A necessidade humana fundamental de estabelecer vínculos reais, autênticos e profundos encontra-se fragilizada, levando muitos a buscarem alternativas seguras e previsíveis, como as bonecas e esposas reborn, para aliviar a dor e a angústia derivadas da ausência ou do fracasso desses vínculos. Sem nos esquecermos que nós humanos nascemos e vivemos baseados em vínculos sem os quais nos descaracterizaríamos como seres humanos.

Porém, além dessa dimensão existencial e sociocultural, diante de todos estes novos fatos, também existem outros componentes psicodinâmicos e psicopatológicos. Isto é, nem todos aqueles que buscam essas bonecas ou esposas como substitutas afetivas sofrem de um transtorno mental, porém podemos inferir que em muitos casos podem indicar sintomas ou sinais de patologias graves como depressão, transtornos de ansiedade severa, transtornos do apego, ou mesmo formas atenuadas de quadros psicóticos ou de transtornos de personalidade.

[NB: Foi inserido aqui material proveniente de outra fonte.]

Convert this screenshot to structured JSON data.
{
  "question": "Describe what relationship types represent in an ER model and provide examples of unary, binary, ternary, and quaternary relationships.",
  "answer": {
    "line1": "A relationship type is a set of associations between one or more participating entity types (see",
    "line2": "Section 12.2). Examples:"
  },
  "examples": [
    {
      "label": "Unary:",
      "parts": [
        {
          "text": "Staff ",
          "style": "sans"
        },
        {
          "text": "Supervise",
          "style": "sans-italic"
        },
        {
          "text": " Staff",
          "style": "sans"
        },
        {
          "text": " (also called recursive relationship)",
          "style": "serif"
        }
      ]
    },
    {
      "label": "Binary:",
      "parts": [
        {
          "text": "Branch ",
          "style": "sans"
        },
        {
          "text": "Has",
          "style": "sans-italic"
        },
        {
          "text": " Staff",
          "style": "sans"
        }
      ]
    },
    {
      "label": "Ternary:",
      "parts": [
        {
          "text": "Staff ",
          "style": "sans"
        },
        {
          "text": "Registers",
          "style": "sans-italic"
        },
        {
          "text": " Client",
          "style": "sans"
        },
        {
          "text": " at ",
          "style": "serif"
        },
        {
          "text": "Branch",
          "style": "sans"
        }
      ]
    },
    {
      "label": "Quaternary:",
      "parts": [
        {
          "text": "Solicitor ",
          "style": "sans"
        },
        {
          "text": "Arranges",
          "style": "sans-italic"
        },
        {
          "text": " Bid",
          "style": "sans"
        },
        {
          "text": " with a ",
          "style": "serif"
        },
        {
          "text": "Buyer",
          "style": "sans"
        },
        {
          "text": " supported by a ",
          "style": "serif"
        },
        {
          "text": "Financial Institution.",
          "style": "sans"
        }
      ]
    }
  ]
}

Nestes quadros clínicos específicos, a busca por uma realidade artificialmente controlável, como os artefatos acima citados, feitos de silicone, vinil, areia esterilizada, fibras de algodão, grânulos de vidro, podem gerar um mecanismo compensatório diante da dificuldade em se estabelecer vínculos verdadeiros interpessoais reais ou da incapacidade de lidar com perdas e frustrações do cotidiano, vivências que podem estar por trás destes apegos com estes seres irreais e imaginários.

A utilização de bebês e esposas reborn como mecanismo compensatório pode indicar, também, uma espécie de regressão emocional, onde o indivíduo retorna a estados afetivos mais primitivos para lidar com angústias e vazios insuportáveis. Trata-se de um fenômeno complexo, em que elementos emocionais, sociais, culturais e clínicos se entrelaçam, produzindo uma experiência ao mesmo tempo real e simbólica.

Portanto, poderíamos assegurar, que de fato pode existir um substrato psicopatológico possível e significativo por trás dessa busca incessante, por algo que estamos criando para compensar os fracassos evidentes que está havendo nas relações humanos na modernidade, muito embora se saiba que isto é apenas um aspecto dentro de um quadro mais amplo e profundo de uma crise contemporânea da condição humana.

A predominância desse fenômeno revela que não apenas indivíduos, mas toda uma sociedade está vivendo um momento histórico marcado por uma fragilidade afetiva generalizada, uma profunda sensação de desamparo existencial e uma dificuldade cada vez maior de estabelecer vínculos humanos genuínos, podendo tudo isto, em breve nos conduzir conviermos em uma sociedade insana e desumana.